Die Blanke Helle ist ein kleiner Pfuhl im Alboinplatz an der Grenze der Berliner Ortsteile Schöneberg und Tempelhof. Die wassergefüllte Senke entstand als eiszeitliches Toteisloch und gehört zu einer Reihe glazialer Vertiefungen im Tempelhofer Oberland. Wegen ihrer naturgeschichtlichen Bedeutung stehen die Blanke Helle und ihre Umgebung als Naturdenkmal unter Schutz. Der Alboinplatz selbst ist zugleich ein Gartendenkmal.
Historisch diente der Pfuhl als Viehtränke der umliegenden Feldmark. Auf einer Karte von 1763 erscheint er als „große blanke Helle“; zeitweilig war auch die Bezeichnung „Blanke Hölle“ gebräuchlich. Die benachbarte, zwischen 1930 und 1931 nach Plänen von Hans Jessen errichtete Wohnanlage trägt ebenfalls den Namen Siedlung Blanke Helle.

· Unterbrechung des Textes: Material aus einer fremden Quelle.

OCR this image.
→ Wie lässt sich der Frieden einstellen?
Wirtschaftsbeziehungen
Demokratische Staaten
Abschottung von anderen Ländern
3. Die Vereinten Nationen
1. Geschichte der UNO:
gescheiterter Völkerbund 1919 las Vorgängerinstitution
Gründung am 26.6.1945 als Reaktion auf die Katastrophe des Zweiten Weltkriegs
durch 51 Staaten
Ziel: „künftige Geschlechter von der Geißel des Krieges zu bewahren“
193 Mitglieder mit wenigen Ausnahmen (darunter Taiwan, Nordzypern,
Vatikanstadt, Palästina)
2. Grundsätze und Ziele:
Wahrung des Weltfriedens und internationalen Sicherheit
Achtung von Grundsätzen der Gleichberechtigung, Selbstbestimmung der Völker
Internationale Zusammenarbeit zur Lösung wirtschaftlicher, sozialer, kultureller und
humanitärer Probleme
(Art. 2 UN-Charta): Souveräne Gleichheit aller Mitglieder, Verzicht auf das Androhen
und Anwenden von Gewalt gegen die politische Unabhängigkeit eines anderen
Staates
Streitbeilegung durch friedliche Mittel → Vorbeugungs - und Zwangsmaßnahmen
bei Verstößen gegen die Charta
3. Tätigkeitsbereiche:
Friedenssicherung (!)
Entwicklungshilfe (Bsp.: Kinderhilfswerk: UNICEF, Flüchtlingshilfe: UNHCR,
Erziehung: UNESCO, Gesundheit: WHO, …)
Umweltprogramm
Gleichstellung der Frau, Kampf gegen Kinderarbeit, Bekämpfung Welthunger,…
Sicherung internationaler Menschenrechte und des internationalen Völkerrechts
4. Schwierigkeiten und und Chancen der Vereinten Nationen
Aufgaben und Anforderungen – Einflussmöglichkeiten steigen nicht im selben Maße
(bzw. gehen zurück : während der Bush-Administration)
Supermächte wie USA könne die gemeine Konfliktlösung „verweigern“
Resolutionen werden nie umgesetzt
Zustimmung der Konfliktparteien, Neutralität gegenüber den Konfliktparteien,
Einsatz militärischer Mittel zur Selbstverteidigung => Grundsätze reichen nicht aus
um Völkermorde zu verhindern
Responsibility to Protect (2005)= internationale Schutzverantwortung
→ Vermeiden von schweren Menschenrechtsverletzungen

Bekannt ist der Ort vor allem durch eine Sage, die den Pfuhl mit Hel, der Herrscherin der Unterwelt in der nordischen Mythologie, verbindet. Danach soll Hel einem an ihrem Ufer lebenden Priester schwarze Stiere zum Pflügen der Felder geschickt haben. Als ein christlicher Nachfolger die vorgeschriebenen Opfer unterließ, sei er von den Wassern beziehungsweise einem Stier verschlungen worden. Die Erzählung deutete den Pfuhl als Zugang zur Unterwelt und wurde später mit Unglücksfällen am Gewässer verbunden. Sie ist als lokale Sage zu verstehen, nicht als historischer Nachweis eines germanischen Kultplatzes.
An die Überlieferung erinnert das monumentale Auerochsen-Denkmal am Südufer. Die etwa neun Meter lange und sechs Meter hohe Kalksteinskulptur wurde zwischen 1934 und 1937 nach einem Entwurf Paul Mersmanns geschaffen. Mit dem gesenkten Kopf bildet der Stier den markanten Blickpunkt der Parkanlage und verbindet deren eiszeitliche Naturgeschichte mit der Berliner Sagenwelt.